Night time economy adviser for Greater Manchester Sacha Lord added: “Finally, the Chancellor has recognised the strength and importance of the hospitality sector. I am pleased to see the much-needed business rate discount and the introduction of tax reforms on alcohol, both of which will go far in helping hospitality operators, especially wet-led pubs, maintain a steadier footing while they recover.”
The Campaign for Real Ale (CAMRA) was delighted with the announcements by Sunak. On the subject of the Draught Relief, CAMRA chair Nik Antona said: “The introduction of a draught duty rate is a game-changer for cask beer drinkers, cider and perry drinkers and the great British local.
“This is something CAMRA has campaigned on for many years and we are delighted the Government has listened, supported our locals and introduced the important principle that beer, cider and perry served in a pub or social club should be taxed at a different rate to alcohol bought at places like supermarkets.
“CAMRA has previously commissioned research that showed that a draught beer duty rate could pull consumption into pubs and social clubs from the off trade, providing a boost to pubs and local economies. We hope pubs and producers will make sure drinkers see the impact of this revolutionary policy on the price of their pints, to encourage them to return to their locals.

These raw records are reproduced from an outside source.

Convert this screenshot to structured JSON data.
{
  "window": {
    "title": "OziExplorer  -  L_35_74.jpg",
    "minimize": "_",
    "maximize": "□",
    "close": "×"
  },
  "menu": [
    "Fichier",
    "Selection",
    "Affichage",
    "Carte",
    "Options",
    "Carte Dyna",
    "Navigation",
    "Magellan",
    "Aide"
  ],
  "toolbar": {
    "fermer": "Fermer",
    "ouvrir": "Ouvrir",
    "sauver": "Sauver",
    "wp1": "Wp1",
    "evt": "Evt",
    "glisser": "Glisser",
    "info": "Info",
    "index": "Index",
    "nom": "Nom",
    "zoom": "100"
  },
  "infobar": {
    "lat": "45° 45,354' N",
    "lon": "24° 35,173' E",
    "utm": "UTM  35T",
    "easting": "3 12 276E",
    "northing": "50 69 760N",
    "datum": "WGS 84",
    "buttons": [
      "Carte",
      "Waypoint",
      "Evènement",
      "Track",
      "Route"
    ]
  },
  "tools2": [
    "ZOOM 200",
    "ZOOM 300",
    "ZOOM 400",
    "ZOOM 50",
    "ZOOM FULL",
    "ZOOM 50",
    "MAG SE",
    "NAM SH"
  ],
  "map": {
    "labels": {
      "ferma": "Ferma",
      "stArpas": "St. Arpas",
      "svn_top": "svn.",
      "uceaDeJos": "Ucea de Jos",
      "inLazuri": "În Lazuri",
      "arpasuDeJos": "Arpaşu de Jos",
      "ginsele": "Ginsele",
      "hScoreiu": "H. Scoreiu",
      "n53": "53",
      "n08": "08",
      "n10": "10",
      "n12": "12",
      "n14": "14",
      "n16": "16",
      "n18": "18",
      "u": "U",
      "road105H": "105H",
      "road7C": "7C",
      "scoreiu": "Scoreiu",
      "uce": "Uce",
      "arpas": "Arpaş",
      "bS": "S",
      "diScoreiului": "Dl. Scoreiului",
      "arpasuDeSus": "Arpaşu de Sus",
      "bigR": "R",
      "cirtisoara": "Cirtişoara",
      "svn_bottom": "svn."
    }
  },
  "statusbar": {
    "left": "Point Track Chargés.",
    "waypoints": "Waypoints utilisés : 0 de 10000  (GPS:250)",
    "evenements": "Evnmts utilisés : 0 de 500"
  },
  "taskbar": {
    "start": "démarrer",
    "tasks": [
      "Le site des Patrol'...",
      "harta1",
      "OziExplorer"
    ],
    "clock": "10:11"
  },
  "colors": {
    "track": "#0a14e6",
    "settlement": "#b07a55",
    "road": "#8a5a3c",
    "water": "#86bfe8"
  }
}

“We look forward to campaigning for future reductions in draught duty, to make sure that consumers, brewers and publicans can enjoy the maximum benefits of this ground-breaking new policy.”
Crucial role of pubs recognised
British Beer & Pub Association chief executive Emma McClarkin welcomed the Budget announcement but warned the duty rate in the UK remains among the highest in Europe. She said: “Pubs, brewers and beer drinkers will be toasting the Chancellor today for a range of business-boosting measures.
“The Chancellor’s decision to freeze beer duty instead of the RPI-linked increase he had planned is to be warmly welcomed. It will save £177m and secure 9,000 vital jobs across the country. Clearly, the Chancellor listened to the 134,000 people who signed the Long Live The Local petition calling on him to support pubs and brewers in the Budget.
“Pubgoers will also be toasting the Chancellor today for announcing a 5% lower duty rate on draught beer worth £62m. This is great news for our local pubs and recognises the crucial role they play in our economy and society. However, the overall beer duty rate in the UK remains among the highest in Europe. It is vital for Britain’s brewers, a world class homegrown manufacturing success story, that the overall beer duty burden is reduced – not just duty on draught beer in pubs.
“Beer is a low-strength product and breweries have invested heavily in developing a range of innovative, exciting and great tasting low and no alcohol beers. We, therefore, welcome proposals to reduce duty on lower-strength products as part of the proposed modernisation of the alcohol duty regime to better incentivise the consumption of lower-strength drinks.
“Overall, this has been a good Budget for pubs as they recover from the pandemic. The measures announced today will help pubs and breweries play a leading role in levelling up the economy and building stronger, more vibrant communities throughout the country.”